Mittelwerte von °KMW, Gesamtzucker (g/l), Gesamtsäure (g/l), pH-Wert, NOPA (mg/l) und NH4+ (mg/l) von ‘Welschriesling‘ der Jahre 2008 bis 2019 zum Lesezeitpunkt und in Abhängigkeit von der Unterlagsrebsorte (ANOVA und Fisher LSD-Analyse bzw. Kruskal-Wallis-Test - mehrfache Paarvergleiche mittels Dunns Prozedur; n.s. = nicht signifikant, *= signifikant (P≤0,05)).
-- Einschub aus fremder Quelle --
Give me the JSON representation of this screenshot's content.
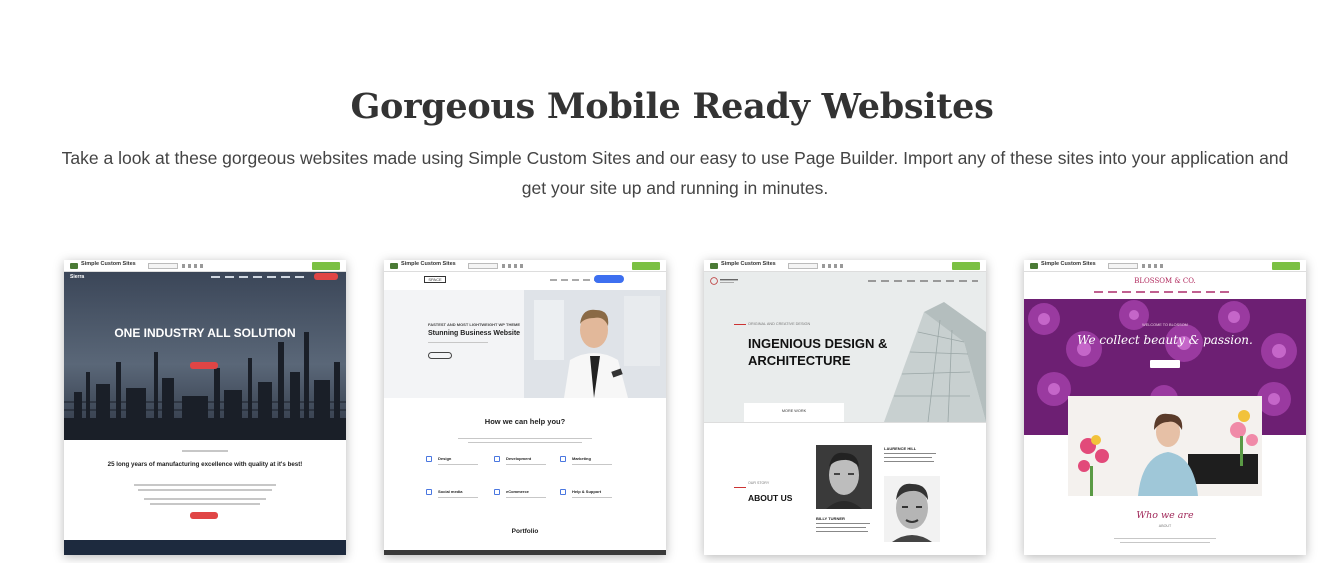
{
  "section": {
    "title": "Gorgeous Mobile Ready Websites",
    "description": "Take a look at these gorgeous websites made using Simple Custom Sites and our easy to use Page Builder. Import any of these sites into your application and get your site up and running in minutes."
  },
  "builder_bar": {
    "name": "Simple Custom Sites"
  },
  "templates": [
    {
      "hero_title": "ONE INDUSTRY ALL SOLUTION",
      "section_title": "25 long years of manufacturing excellence with quality at it's best!"
    },
    {
      "logo": "SPACE",
      "kicker": "FASTEST AND MOST LIGHTWEIGHT WP THEME",
      "hero_title": "Stunning Business Website",
      "help_title": "How we can help you?",
      "services": [
        "Design",
        "Development",
        "Marketing",
        "Social media",
        "eCommerce",
        "Help & Support"
      ],
      "portfolio_title": "Portfolio"
    },
    {
      "kicker": "ORIGINAL AND CREATIVE DESIGN",
      "hero_title_1": "INGENIOUS DESIGN &",
      "hero_title_2": "ARCHITECTURE",
      "more_label": "MORE WORK",
      "about_kicker": "OUR STORY",
      "about_title": "ABOUT US",
      "person_1": "LAURENCE HILL",
      "person_2": "BILLY TURNER"
    },
    {
      "brand": "BLOSSOM & CO.",
      "kicker": "WELCOME TO BLOSSOM",
      "hero_title": "We collect beauty & passion.",
      "who_title": "Who we are",
      "about_small": "ABOUT"
    }
  ],
  "colors": {
    "accent_red": "#e04545",
    "accent_blue": "#3d6ff0",
    "accent_green": "#7bc043",
    "blossom_pink": "#a02859"
  }
}
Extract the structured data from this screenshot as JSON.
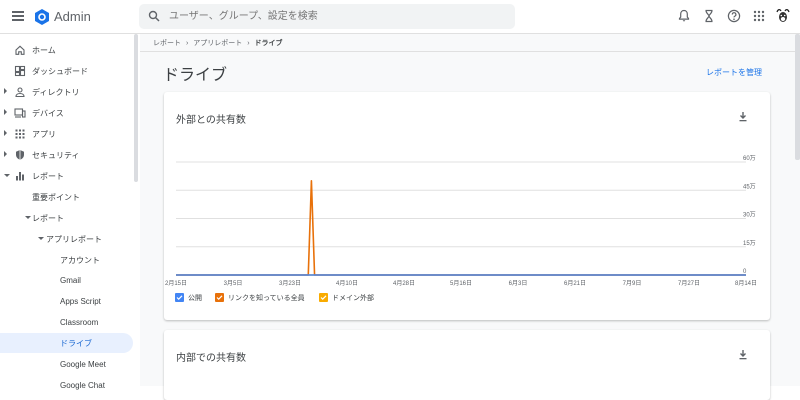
{
  "header": {
    "app_title": "Admin",
    "search_placeholder": "ユーザー、グループ、設定を検索",
    "icons": [
      "menu-icon",
      "admin-logo-icon",
      "search-icon",
      "notifications-icon",
      "hourglass-icon",
      "help-icon",
      "apps-grid-icon",
      "avatar"
    ]
  },
  "sidebar": {
    "items": [
      {
        "label": "ホーム",
        "icon": "home-icon",
        "expander": "none"
      },
      {
        "label": "ダッシュボード",
        "icon": "dashboard-icon",
        "expander": "none"
      },
      {
        "label": "ディレクトリ",
        "icon": "person-icon",
        "expander": "collapsed"
      },
      {
        "label": "デバイス",
        "icon": "devices-icon",
        "expander": "collapsed"
      },
      {
        "label": "アプリ",
        "icon": "apps-grid-icon",
        "expander": "collapsed"
      },
      {
        "label": "セキュリティ",
        "icon": "shield-icon",
        "expander": "collapsed"
      },
      {
        "label": "レポート",
        "icon": "bar-chart-icon",
        "expander": "expanded"
      },
      {
        "label": "重要ポイント",
        "expander": "none"
      },
      {
        "label": "レポート",
        "expander": "expanded"
      },
      {
        "label": "アプリレポート",
        "expander": "expanded"
      },
      {
        "label": "アカウント",
        "expander": "none"
      },
      {
        "label": "Gmail",
        "expander": "none"
      },
      {
        "label": "Apps Script",
        "expander": "none"
      },
      {
        "label": "Classroom",
        "expander": "none"
      },
      {
        "label": "ドライブ",
        "expander": "none",
        "active": true
      },
      {
        "label": "Google Meet",
        "expander": "none"
      },
      {
        "label": "Google Chat",
        "expander": "none"
      }
    ]
  },
  "breadcrumb": {
    "items": [
      "レポート",
      "アプリレポート"
    ],
    "current": "ドライブ",
    "separator": "›"
  },
  "page": {
    "title": "ドライブ",
    "manage_link": "レポートを管理"
  },
  "cards": [
    {
      "title": "外部との共有数",
      "download_icon": "download-icon"
    },
    {
      "title": "内部での共有数",
      "download_icon": "download-icon"
    }
  ],
  "chart_data": {
    "type": "line",
    "title": "外部との共有数",
    "x": [
      "2月15日",
      "3月5日",
      "3月23日",
      "4月10日",
      "4月28日",
      "5月16日",
      "6月3日",
      "6月21日",
      "7月9日",
      "7月27日",
      "8月14日"
    ],
    "y_ticks": [
      "0",
      "15万",
      "30万",
      "45万",
      "60万"
    ],
    "ylim": [
      0,
      600000
    ],
    "grid": true,
    "legend_position": "bottom-left",
    "series": [
      {
        "name": "公開",
        "color": "#4285f4",
        "values": [
          0,
          0,
          0,
          0,
          0,
          0,
          0,
          0,
          0,
          0,
          0
        ]
      },
      {
        "name": "リンクを知っている全員",
        "color": "#e8710a",
        "points": [
          [
            "2月15日",
            0
          ],
          [
            "3月28日",
            0
          ],
          [
            "3月29日",
            500000
          ],
          [
            "3月30日",
            0
          ],
          [
            "8月14日",
            0
          ]
        ]
      },
      {
        "name": "ドメイン外部",
        "color": "#f9ab00",
        "values": [
          0,
          0,
          0,
          0,
          0,
          0,
          0,
          0,
          0,
          0,
          0
        ]
      }
    ]
  },
  "colors": {
    "accent": "#1a73e8",
    "active_bg": "#e8f0fe",
    "series_blue": "#4285f4",
    "series_orange": "#e8710a",
    "series_yellow": "#f9ab00"
  }
}
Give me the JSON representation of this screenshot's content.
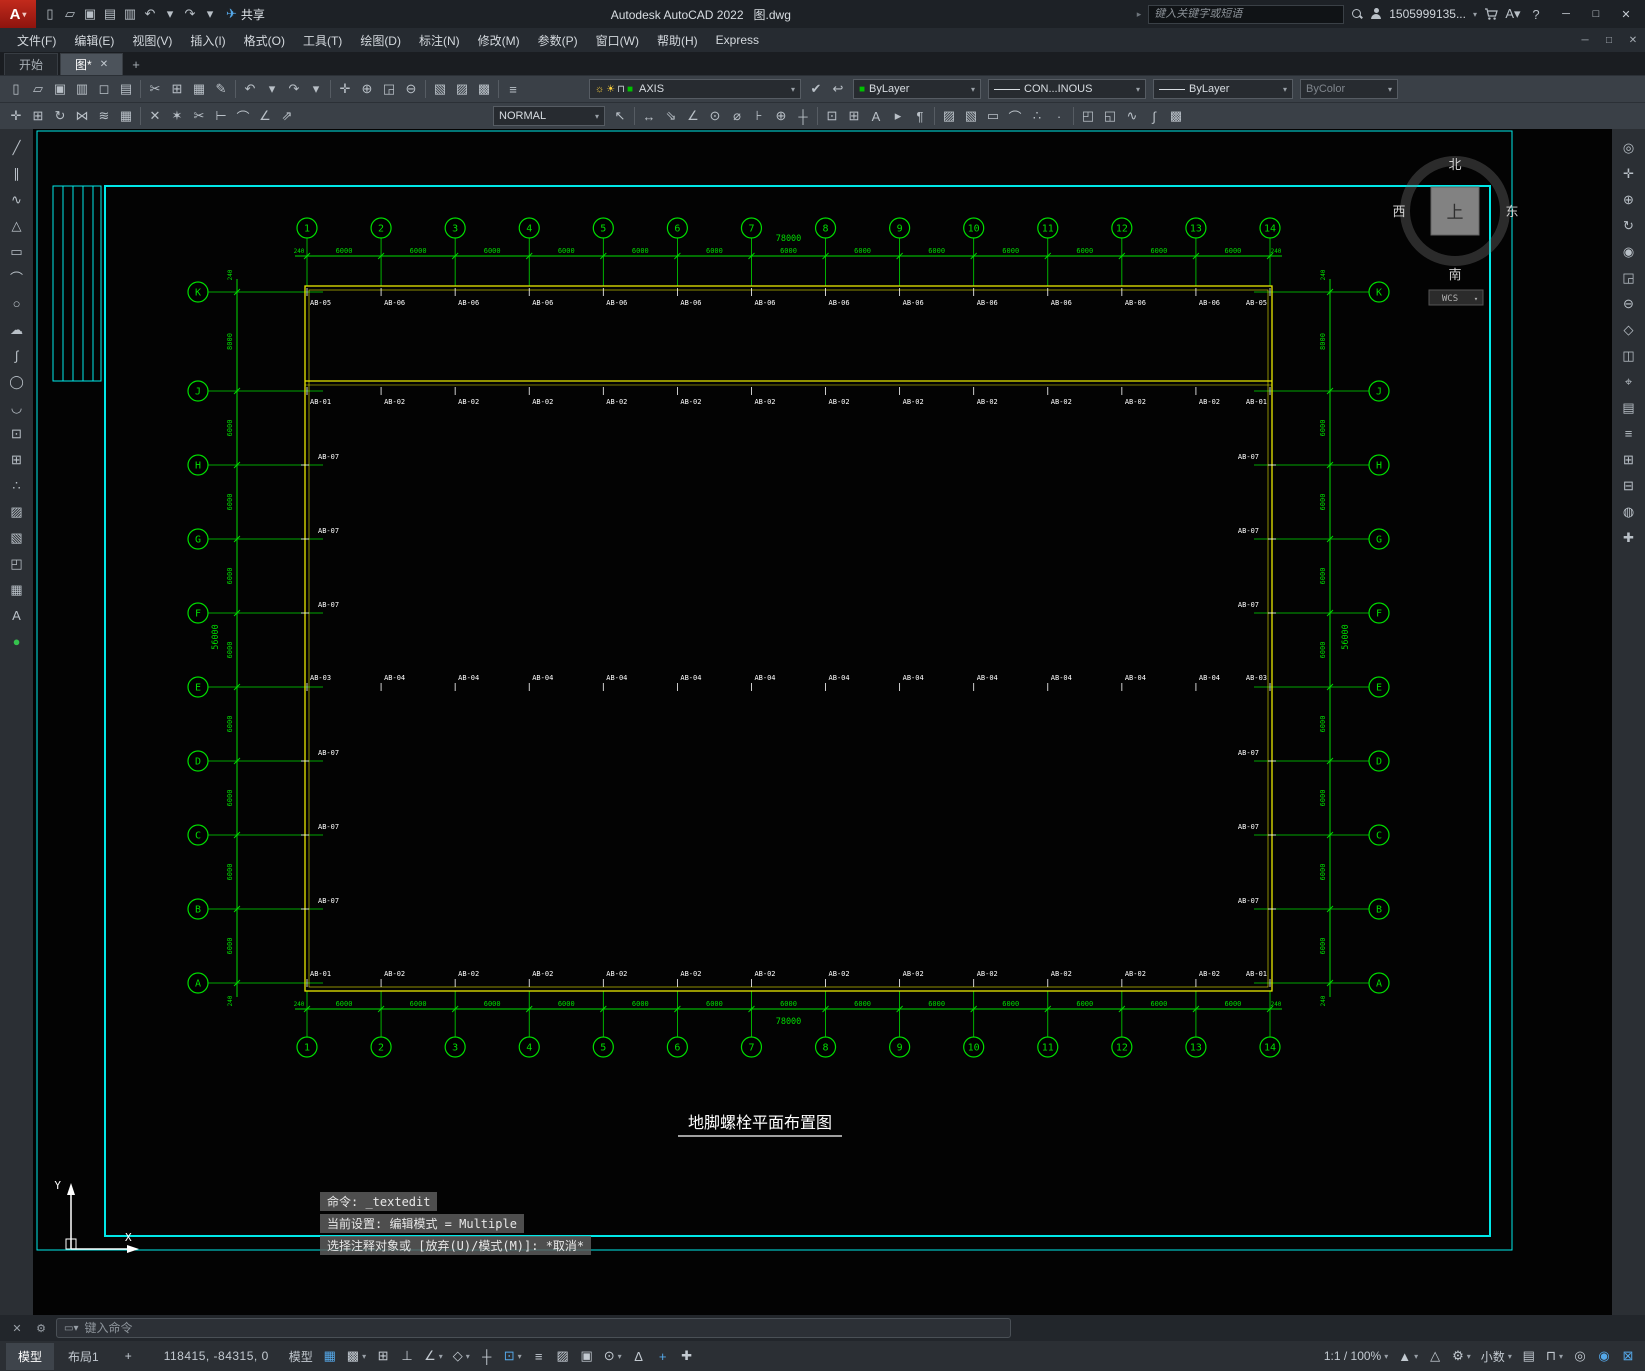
{
  "titlebar": {
    "logo": "A",
    "qat_icons": [
      {
        "n": "new-file",
        "g": "▯"
      },
      {
        "n": "open-file",
        "g": "▱"
      },
      {
        "n": "save",
        "g": "▣"
      },
      {
        "n": "save-as",
        "g": "▤"
      },
      {
        "n": "plot",
        "g": "▥"
      },
      {
        "n": "undo",
        "g": "↶"
      },
      {
        "n": "undo-list",
        "g": "▾"
      },
      {
        "n": "redo",
        "g": "↷"
      },
      {
        "n": "redo-list",
        "g": "▾"
      }
    ],
    "share_label": "共享",
    "app_title": "Autodesk AutoCAD 2022",
    "doc_title": "图.dwg",
    "search_placeholder": "键入关键字或短语",
    "user_name": "1505999135...",
    "window_controls": {
      "min": "─",
      "max": "□",
      "close": "✕"
    }
  },
  "menubar": {
    "items": [
      {
        "label": "文件(F)"
      },
      {
        "label": "编辑(E)"
      },
      {
        "label": "视图(V)"
      },
      {
        "label": "插入(I)"
      },
      {
        "label": "格式(O)"
      },
      {
        "label": "工具(T)"
      },
      {
        "label": "绘图(D)"
      },
      {
        "label": "标注(N)"
      },
      {
        "label": "修改(M)"
      },
      {
        "label": "参数(P)"
      },
      {
        "label": "窗口(W)"
      },
      {
        "label": "帮助(H)"
      },
      {
        "label": "Express"
      }
    ],
    "window_controls": {
      "min": "─",
      "restore": "□",
      "close": "✕"
    }
  },
  "filetabs": {
    "tabs": [
      {
        "label": "开始",
        "active": false
      },
      {
        "label": "图*",
        "active": true,
        "close": "✕"
      }
    ],
    "new_tab": "+"
  },
  "toolbar1": {
    "icons": [
      {
        "n": "qnew",
        "g": "▯"
      },
      {
        "n": "open",
        "g": "▱"
      },
      {
        "n": "qsave",
        "g": "▣"
      },
      {
        "n": "plot",
        "g": "▥"
      },
      {
        "n": "plot-preview",
        "g": "◻"
      },
      {
        "n": "publish",
        "g": "▤"
      },
      {
        "sep": 1
      },
      {
        "n": "cut",
        "g": "✂"
      },
      {
        "n": "copy-clip",
        "g": "⊞"
      },
      {
        "n": "paste",
        "g": "▦"
      },
      {
        "n": "match-properties",
        "g": "✎"
      },
      {
        "sep": 1
      },
      {
        "n": "undo",
        "g": "↶"
      },
      {
        "n": "undo-list",
        "g": "▾"
      },
      {
        "n": "redo",
        "g": "↷"
      },
      {
        "n": "redo-list",
        "g": "▾"
      },
      {
        "sep": 1
      },
      {
        "n": "pan",
        "g": "✛"
      },
      {
        "n": "zoom-realtime",
        "g": "⊕"
      },
      {
        "n": "zoom-window",
        "g": "◲"
      },
      {
        "n": "zoom-previous",
        "g": "⊖"
      },
      {
        "sep": 1
      },
      {
        "n": "properties-palette",
        "g": "▧"
      },
      {
        "n": "designcenter",
        "g": "▨"
      },
      {
        "n": "tool-palettes",
        "g": "▩"
      },
      {
        "sep": 1
      },
      {
        "n": "layer-properties",
        "g": "≡"
      }
    ],
    "layer_state_icons": [
      {
        "n": "layer-on",
        "g": "☼",
        "c": "#ffd23e"
      },
      {
        "n": "layer-thaw",
        "g": "☀",
        "c": "#ffd23e"
      },
      {
        "n": "layer-lock",
        "g": "⊓",
        "c": "#c8cdd4"
      },
      {
        "n": "layer-color-swatch",
        "g": "■",
        "c": "#00c000"
      }
    ],
    "layer_combo": {
      "value": "AXIS"
    },
    "post_icons": [
      {
        "n": "make-object-layer-current",
        "g": "✔"
      },
      {
        "n": "layer-previous",
        "g": "↩"
      }
    ],
    "color_combo": "ByLayer",
    "linetype_combo": "CON...INOUS",
    "lineweight_combo": "ByLayer",
    "plotstyle_combo": "ByColor"
  },
  "toolbar2": {
    "icons_a": [
      {
        "n": "move",
        "g": "✛"
      },
      {
        "n": "copy-object",
        "g": "⊞"
      },
      {
        "n": "rotate",
        "g": "↻"
      },
      {
        "n": "mirror",
        "g": "⋈"
      },
      {
        "n": "offset",
        "g": "≋"
      },
      {
        "n": "array",
        "g": "▦"
      },
      {
        "sep": 1
      },
      {
        "n": "erase",
        "g": "✕"
      },
      {
        "n": "explode",
        "g": "✶"
      },
      {
        "n": "trim",
        "g": "✂"
      },
      {
        "n": "extend",
        "g": "⊢"
      },
      {
        "n": "fillet",
        "g": "⌒"
      },
      {
        "n": "chamfer",
        "g": "∠"
      },
      {
        "n": "scale",
        "g": "⇗"
      }
    ],
    "style_combo": "NORMAL",
    "icons_b": [
      {
        "n": "multileader",
        "g": "↖"
      },
      {
        "sep": 1
      },
      {
        "n": "dim-linear",
        "g": "↔"
      },
      {
        "n": "dim-aligned",
        "g": "⇘"
      },
      {
        "n": "dim-angular",
        "g": "∠"
      },
      {
        "n": "dim-radius",
        "g": "⊙"
      },
      {
        "n": "dim-diameter",
        "g": "⌀"
      },
      {
        "n": "dim-continue",
        "g": "⊦"
      },
      {
        "n": "tolerance",
        "g": "⊕"
      },
      {
        "n": "center-mark",
        "g": "┼"
      },
      {
        "sep": 1
      },
      {
        "n": "insert-block",
        "g": "⊡"
      },
      {
        "n": "make-block",
        "g": "⊞"
      },
      {
        "n": "text-style",
        "g": "A"
      },
      {
        "n": "single-text",
        "g": "▸"
      },
      {
        "n": "mtext",
        "g": "¶"
      },
      {
        "sep": 1
      },
      {
        "n": "hatch",
        "g": "▨"
      },
      {
        "n": "gradient",
        "g": "▧"
      },
      {
        "n": "boundary",
        "g": "▭"
      },
      {
        "n": "measure",
        "g": "⌒"
      },
      {
        "n": "divide",
        "g": "∴"
      },
      {
        "n": "point-style",
        "g": "·"
      },
      {
        "sep": 1
      },
      {
        "n": "group",
        "g": "◰"
      },
      {
        "n": "ungroup",
        "g": "◱"
      },
      {
        "n": "edit-polyline",
        "g": "∿"
      },
      {
        "n": "edit-spline",
        "g": "∫"
      },
      {
        "n": "edit-hatch",
        "g": "▩"
      }
    ]
  },
  "left_palette": {
    "icons": [
      {
        "n": "line",
        "g": "╱"
      },
      {
        "n": "construction-line",
        "g": "∥"
      },
      {
        "n": "polyline",
        "g": "∿"
      },
      {
        "n": "polygon",
        "g": "△"
      },
      {
        "n": "rectangle",
        "g": "▭"
      },
      {
        "n": "arc",
        "g": "⌒"
      },
      {
        "n": "circle",
        "g": "○"
      },
      {
        "n": "revision-cloud",
        "g": "☁"
      },
      {
        "n": "spline",
        "g": "∫"
      },
      {
        "n": "ellipse",
        "g": "◯"
      },
      {
        "n": "ellipse-arc",
        "g": "◡"
      },
      {
        "n": "insert-block",
        "g": "⊡"
      },
      {
        "n": "create-block",
        "g": "⊞"
      },
      {
        "n": "point",
        "g": "∴"
      },
      {
        "n": "hatch",
        "g": "▨"
      },
      {
        "n": "gradient",
        "g": "▧"
      },
      {
        "n": "region",
        "g": "◰"
      },
      {
        "n": "table",
        "g": "▦"
      },
      {
        "n": "multiline-text",
        "g": "A"
      },
      {
        "n": "point-style",
        "g": "●",
        "c": "#35c24d"
      }
    ]
  },
  "right_palette": {
    "icons": [
      {
        "n": "navigation-wheel",
        "g": "◎"
      },
      {
        "n": "pan",
        "g": "✛"
      },
      {
        "n": "zoom-extents",
        "g": "⊕"
      },
      {
        "n": "orbit",
        "g": "↻"
      },
      {
        "n": "show-motion",
        "g": "◉"
      },
      {
        "n": "zoom-window",
        "g": "◲"
      },
      {
        "n": "zoom-previous",
        "g": "⊖"
      },
      {
        "n": "viewcube-settings",
        "g": "◇"
      },
      {
        "n": "section-plane",
        "g": "◫"
      },
      {
        "n": "measure-distance",
        "g": "⌖"
      },
      {
        "n": "layer-walk",
        "g": "▤"
      },
      {
        "n": "view-list",
        "g": "≡"
      },
      {
        "n": "add-view",
        "g": "⊞"
      },
      {
        "n": "remove-view",
        "g": "⊟"
      },
      {
        "n": "materials",
        "g": "◍"
      },
      {
        "n": "render",
        "g": "✚"
      }
    ]
  },
  "drawing": {
    "title": "地脚螺栓平面布置图",
    "columns": [
      "1",
      "2",
      "3",
      "4",
      "5",
      "6",
      "7",
      "8",
      "9",
      "10",
      "11",
      "12",
      "13",
      "14"
    ],
    "rows": [
      "K",
      "J",
      "H",
      "G",
      "F",
      "E",
      "D",
      "C",
      "B",
      "A"
    ],
    "bay_width": "6000",
    "total_width": "78000",
    "end_offset": "240",
    "row_bays": [
      "8000",
      "6000",
      "6000",
      "6000",
      "6000",
      "6000",
      "6000",
      "6000",
      "6000"
    ],
    "total_height": "56000",
    "bolt_rows": [
      {
        "row": "K",
        "end": "AB-05",
        "mid": "AB-06",
        "label_side": "below"
      },
      {
        "row": "J",
        "end": "AB-01",
        "mid": "AB-02",
        "label_side": "below"
      },
      {
        "row": "E",
        "end": "AB-03",
        "mid": "AB-04",
        "label_side": "above"
      },
      {
        "row": "A",
        "end": "AB-01",
        "mid": "AB-02",
        "label_side": "above"
      }
    ],
    "edge_rows": {
      "rows": [
        "H",
        "G",
        "F",
        "D",
        "C",
        "B"
      ],
      "label": "AB-07"
    },
    "viewcube": {
      "north": "北",
      "south": "南",
      "west": "西",
      "east": "东",
      "up": "上",
      "wcs": "WCS"
    },
    "ucs": {
      "x": "X",
      "y": "Y"
    }
  },
  "command": {
    "history": [
      "命令: _textedit",
      "当前设置: 编辑模式 = Multiple",
      "选择注释对象或 [放弃(U)/模式(M)]: *取消*"
    ],
    "placeholder": "键入命令"
  },
  "statusbar": {
    "layout_tabs": [
      {
        "label": "模型",
        "active": true
      },
      {
        "label": "布局1",
        "active": false
      },
      {
        "label": "+",
        "active": false
      }
    ],
    "coords": "118415, -84315, 0",
    "toggles": [
      {
        "n": "model-paper-toggle",
        "t": "模型"
      },
      {
        "n": "grid-display",
        "g": "▦",
        "on": true
      },
      {
        "n": "snap-mode",
        "g": "▩",
        "caret": true
      },
      {
        "n": "infer-constraints",
        "g": "⊞"
      },
      {
        "n": "ortho-mode",
        "g": "⊥"
      },
      {
        "n": "polar-tracking",
        "g": "∠",
        "caret": true
      },
      {
        "n": "isometric-drafting",
        "g": "◇",
        "caret": true
      },
      {
        "n": "object-snap-tracking",
        "g": "┼"
      },
      {
        "n": "object-snap",
        "g": "⊡",
        "on": true,
        "caret": true
      },
      {
        "n": "lineweight-display",
        "g": "≡"
      },
      {
        "n": "transparency",
        "g": "▨"
      },
      {
        "n": "selection-cycling",
        "g": "▣"
      },
      {
        "n": "3d-object-snap",
        "g": "⊙",
        "caret": true
      },
      {
        "n": "dynamic-ucs",
        "g": "∆"
      },
      {
        "n": "dynamic-input",
        "g": "+",
        "on": true
      },
      {
        "n": "annotation-monitor",
        "g": "✚"
      }
    ],
    "right_items": [
      {
        "n": "annotation-scale",
        "t": "1:1 / 100%",
        "caret": true
      },
      {
        "n": "annotation-visibility",
        "g": "▲",
        "caret": true
      },
      {
        "n": "annotation-autoscale",
        "g": "△"
      },
      {
        "n": "workspace-switching",
        "g": "⚙",
        "caret": true
      },
      {
        "n": "units",
        "t": "小数",
        "caret": true
      },
      {
        "n": "quick-properties",
        "g": "▤"
      },
      {
        "n": "lock-ui",
        "g": "⊓",
        "caret": true
      },
      {
        "n": "isolate-objects",
        "g": "◎"
      },
      {
        "n": "graphics-performance",
        "g": "◉",
        "on": true
      },
      {
        "n": "clean-screen",
        "g": "⊠",
        "on": true
      }
    ]
  }
}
| °KMW; | SD | Gesamtzucker g/l | SD | Gesamtsäure g/l | SD | pH | SD | NOPA mg/l | SD | NH4+ mg/l | SD | |
|---|---|---|---|---|---|---|---|---|---|---|---|---|
| 5BB | 17,7 | 1,53 | 201,4 | 24,3 | 7,98 | 1,1 | 2,96 | 0,08 | 52,5 | 14,9 | 25,6 | 10,0 |
| SO4 | 17,3 | 1,45 | 194,8 | 22,0 | 8,38 | 1,1 | 2,95 | 0,06 | 66,8 | 22,9 | 34,1 | 12,3 |
| 5C | 17,6 | 1,65 | 199,2 | 27,2 | 8,16 | 1,2 | 2,94 | 0,08 | 54,3 | 18,6 | 25,6 | 9,1 |
| 1103P | 17,7 | 1,31 | 203,8 | 22,8 | 8,19 | 1,3 | 2,94 | 0,09 | 48,0 | 17,8 | 24,1 | 9,9 |
| C3309 | 17,7 | 1,42 | 207,5 | 23,7 | 7,50 | 1,1 | 2,99 | 0,09 | 52,1 | 31,3 | 23,6 | 21,5 |
| 161-49C | 17,7 | 1,23 | 203,7 | 22,8 | 7,77 | 0,8 | 2,98 | 0,07 | 50,5 | 20,5 | 24,3 | 12,8 |
| 420A | 17,9 | 1,53 | 202,7 | 24,5 | 8,11 | 1,2 | 2,95 | 0,06 | 56,0 | 21,2 | 29,7 | 12,7 |
| 8B | 17,5 | 1,48 | 199,9 | 25,1 | 7,80 | 1,1 | 2,96 | 0,07 | 47,2 | 26,0 | 21,5 | 14,5 |
| G9 | 15,7 | 1,37 | 179,4 | 18,9 | 8,59 | 1,1 | 2,94 | 0,05 | 44,7 | 21,0 | 23,6 | 14,4 |
| Fercal | 17,3 | 1,25 | 198,0 | 19,1 | 7,95 | 1,0 | 2,95 | 0,06 | 49,8 | 21,2 | 24,3 | 13,8 |
| Börner | 17,7 | 1,12 | 207,1 | 18,6 | 8,03 | 1,0 | 2,96 | 0,08 | 46,9 | 28,8 | 24,3 | 20,3 |
| Binova | 17,7 | 1,49 | 199,2 | 23,7 | 8,36 | 1,0 | 2,96 | 0,08 | 57,2 | 16,4 | 28,0 | 13,8 |
| *sign. | *sign. | *sign. | n.s. | n.s. | n.s. | |||||||
Mittelwerte der Gehalte an Magnesium (mg/l), Kalium (mg/l), Kalzium (mg/l) und Natrium (mg/l) im ‘Welschriesling‘-Most der Jahre 2008 bis 2019 in Abhängigkeit von der Unterlagsrebsorte (ANOVA und Fisher LSD-Analyse bzw. Kruskal-Wallis-Test - mehrfache Paarvergleiche mittels Dunns Prozedur); n.s. = nicht signifikant, *= signifikant (P≤0,05)).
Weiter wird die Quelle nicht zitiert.